Updated Jun 9, 2022 - Politics & Policy

What to expect from tonight's prime-time Jan. 6 hearing

Jan. 6 committee sets up the hearing room for tomorrow’s hesring

Television crews and technicians prepare the Cannon Caucus Room for tomorrow night's hearing. Photos: J. Scott Applewhite/Associated Press

The Jan. 6 committee’s prime-time public hearing debut will feature never-before-seen recordings and documentation from closed-door depositions with key Trump officials and members of the former president’s family, committee aides tell reporters.

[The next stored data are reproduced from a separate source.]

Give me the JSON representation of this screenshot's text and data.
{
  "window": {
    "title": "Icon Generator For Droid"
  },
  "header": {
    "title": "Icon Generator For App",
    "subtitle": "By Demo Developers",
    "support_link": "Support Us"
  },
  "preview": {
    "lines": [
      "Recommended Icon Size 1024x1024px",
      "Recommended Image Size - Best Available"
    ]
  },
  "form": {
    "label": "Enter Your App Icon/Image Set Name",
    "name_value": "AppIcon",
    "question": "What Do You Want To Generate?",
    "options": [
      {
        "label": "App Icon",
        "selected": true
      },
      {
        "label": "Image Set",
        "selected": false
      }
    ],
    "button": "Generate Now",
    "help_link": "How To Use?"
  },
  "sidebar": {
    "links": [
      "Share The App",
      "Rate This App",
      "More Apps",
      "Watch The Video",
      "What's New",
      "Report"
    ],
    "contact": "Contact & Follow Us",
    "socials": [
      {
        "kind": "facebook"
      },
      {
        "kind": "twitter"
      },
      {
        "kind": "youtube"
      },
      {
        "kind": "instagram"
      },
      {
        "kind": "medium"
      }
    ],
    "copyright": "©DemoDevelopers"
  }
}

The big picture: Tonight's televised 90-minute hearing, and sessions next week, will show that the Jan. 6, 2021, attack on the Capitol "was a result of a coordinated, multi-step effort to overturn the results of the 2020 election and stop the transfer of power from Donald Trump to Joe Biden," one committee aide said.

  • "And indeed, that President Donald Trump was at the center of that effort.”
  • "The select committee is also going to lay out a clear indication of ongoing threats to American democracy," said an aide who briefed reporters on condition of anonymity.

What to watch: Chairman Bennie Thompson (D-Miss.) and Vice Chair Liz Cheney (R-Wyo.) will do most of the talking.

  • The two will deliver opening statements, ask questions of witnesses and present the mountain of evidence they've compiled — including through multimedia presentations.
  • Thompson will "place Jan. 6 in a broader historical context" and talk about it an an "aberration" in the history of American democracy, a committee aide said.

Depositions: Committee members will detail a "small, but meaningful" portion of the interviews they've conducted with senior officials from the Trump White House, administration and campaign, as well as members of Trump's family.

  • These are said to include previously unseen or unreported details and video and audio as well as documents.

The witnesses: The public will hear from British documentary filmmaker Nick Quested — who embedded with the far-right Proud Boys, including during the group's private meetings ahead of the insurrection — and Capitol Police officer Caroline Edwards, the first law enforcement officer injured on Jan. 6.

  • Both plan to recount their experiences from the day of the attack, "particularly what they saw and heard from the rioters" a committee aide said.